MEDIA INFORMATION
Monday, March 7, 2016

Nesholm Family Foundation invests $50k in
Teens Count: The Teen Audiences Knowledge Project


(Seattle, WA) – TeenTix is the recipient of the two-year grant from the Nesholm Family Foundation totaling $50,000. TeenTix is a Seattle-based organization dedicated to ensuring equitable access to the arts for all teens. The grant will help fund the initial phase of a five-year project called Teens Count: The Teen Audiences Knowledge Project.

Teens Count leverages TeenTix’s robust network of partnerships and rapidly growing teen membership to gather a type, quantity, and quality of data on teen arts audiences that has never before been collected anywhere.

“Research on millennials is being done all over the arts field, but not on younger audiences,” says leading arts participation researcher Peter Linett, of Chicago’s Slover Linett Strategies. “We need to understand the stage of life when people are forming their perceptions and behaviors about culture. Frankly, by the time they’re in their 20s, those views may be set. Doing this type of research with teen audiences would help our sector really broadly and systemically – the time is right.”

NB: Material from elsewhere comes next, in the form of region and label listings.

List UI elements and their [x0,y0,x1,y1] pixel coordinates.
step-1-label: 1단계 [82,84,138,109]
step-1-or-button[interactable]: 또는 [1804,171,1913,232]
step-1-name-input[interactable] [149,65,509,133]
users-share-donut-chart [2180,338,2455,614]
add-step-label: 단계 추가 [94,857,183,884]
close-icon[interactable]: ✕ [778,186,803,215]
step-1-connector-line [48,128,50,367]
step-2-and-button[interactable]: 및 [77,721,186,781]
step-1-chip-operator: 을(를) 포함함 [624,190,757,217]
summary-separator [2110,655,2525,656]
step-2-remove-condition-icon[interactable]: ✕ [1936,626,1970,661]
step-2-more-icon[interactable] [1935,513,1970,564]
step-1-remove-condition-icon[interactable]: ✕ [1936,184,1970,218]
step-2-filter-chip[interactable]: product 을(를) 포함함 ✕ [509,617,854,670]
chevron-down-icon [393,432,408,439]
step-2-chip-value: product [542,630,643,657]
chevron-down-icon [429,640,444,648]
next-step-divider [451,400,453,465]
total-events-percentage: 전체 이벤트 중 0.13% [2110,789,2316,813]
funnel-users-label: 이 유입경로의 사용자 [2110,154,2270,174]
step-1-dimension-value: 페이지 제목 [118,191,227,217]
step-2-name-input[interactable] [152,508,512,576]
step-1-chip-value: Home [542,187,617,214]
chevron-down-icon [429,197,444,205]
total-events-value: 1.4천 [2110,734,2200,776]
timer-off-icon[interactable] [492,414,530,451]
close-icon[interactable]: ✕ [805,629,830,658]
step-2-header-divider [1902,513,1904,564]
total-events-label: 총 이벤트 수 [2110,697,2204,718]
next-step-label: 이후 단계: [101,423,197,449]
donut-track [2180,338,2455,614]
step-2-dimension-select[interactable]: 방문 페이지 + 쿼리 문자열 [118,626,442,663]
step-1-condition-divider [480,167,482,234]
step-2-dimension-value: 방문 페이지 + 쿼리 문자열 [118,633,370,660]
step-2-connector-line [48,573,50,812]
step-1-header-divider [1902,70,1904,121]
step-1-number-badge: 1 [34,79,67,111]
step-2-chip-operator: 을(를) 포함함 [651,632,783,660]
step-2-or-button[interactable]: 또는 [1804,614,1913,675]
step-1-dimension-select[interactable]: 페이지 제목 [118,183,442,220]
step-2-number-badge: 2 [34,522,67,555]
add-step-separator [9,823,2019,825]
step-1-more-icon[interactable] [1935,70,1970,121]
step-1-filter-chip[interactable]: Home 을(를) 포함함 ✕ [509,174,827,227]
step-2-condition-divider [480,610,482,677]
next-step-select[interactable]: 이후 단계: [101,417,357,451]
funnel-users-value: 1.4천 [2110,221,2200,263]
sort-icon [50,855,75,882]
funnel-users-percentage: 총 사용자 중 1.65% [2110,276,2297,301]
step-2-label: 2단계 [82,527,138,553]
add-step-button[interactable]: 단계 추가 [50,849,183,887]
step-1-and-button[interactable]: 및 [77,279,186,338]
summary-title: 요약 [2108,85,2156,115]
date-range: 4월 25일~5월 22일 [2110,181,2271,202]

TeenTix Executive Director Holly Arsenault says that the arts sector suffers from a “knowledge gap” when it comes to teens. “As far we know, no one has attempted to collect this kind of data about arts-going and arts-curious teens. The community-at-large is searching for ways to bring equity to educational opportunities, decrease youth violence, and empower youth as change agents. The arts can answer all of these challenges, but we need better tools. The Nesholm Family Foundation has been a major sustaining force in this community for decades. We are so grateful that they share our vision for this ambitious project.”

Together with The Boeing Company’s earlier investment of $40,000, TeenTix has raised $90,000 to-date in support of the Teens Count project. The Nesholm Family Foundation’s grant is a largest single gift ever received by TeenTix in its 12-year history.

MORE ABOUT TEENS COUNT

TeenTix makes it possible for any 13- to 19-year-old to buy a $5.00, day-of-event ticket at any of TeenTix’s 63 regional arts partners. Teens Count will use a barcoding system to make it possible for TeenTix’s partners to track the behavior of existing teen audiences. TeenTix expects to facilitate the sale of over 15,000 $5.00 arts tickets to teens in 2016.

Through Teens Count, TeenTix will also form new community partnerships with six organizations serving youth with low rates of arts attendance. Through site visits, researchers will work with youth to learn how art does or does not currently fit into their lives. “Our primary goal is to learn from youth about their life goals, challenges, and needs so that we can bring that information back to our partner organizations and begin a conversation about how the arts can be a part of addressing those needs,” says Arsenault. “There is a sincere effort afoot in our community to dismantle systems of oppression and build equitable organizations. But those efforts are hobbled by a lack of knowledge about and collaboration with the communities we wish to serve. Teens Count aims to address this problem in a big way.”

To learn more about Teens Count, visit www.teentix.org/teenscount

MORE ABOUT TEENTIX

TeenTix was founded in 2004 by Seattle Center and in partnership with ten of the resident arts organizations on the Seattle Center campus. Its goal is to empower young people to take an active role in shaping their arts community through arts leadership training, arts journalism training, and $5.00 tickets to the arts. In December, 2015, TeenTix completed a three-year transition from Seattle Center public program to independent non-profit organization. TeenTix’s consortium-based approach to youth arts access remains unique in the arts and culture sector.
Currently, 63 arts organizations throughout the Puget Sound region participate in TeenTix, including Seattle Symphony, Seattle Art Museum, Seattle Opera, Pacific Northwest Ballet, Seattle Repertory Theatre, Seattle International Film Festival, and ACT Theatre. To date, TeenTix has facilitated the sale of over 75,000 $5 arts tickets to teens.

TeenTix is the recipient of the 2014 Seattle Mayor’s Arts Award in the Future Focus category. TeenTix Executive Director Holly Arsenault was included in Puget Sound Business Journal’s 2015 ’40 Under 40’ list, which spotlights dynamic, young regional business leaders. Arsenault is the only non-profit arts worker included in this year’s list.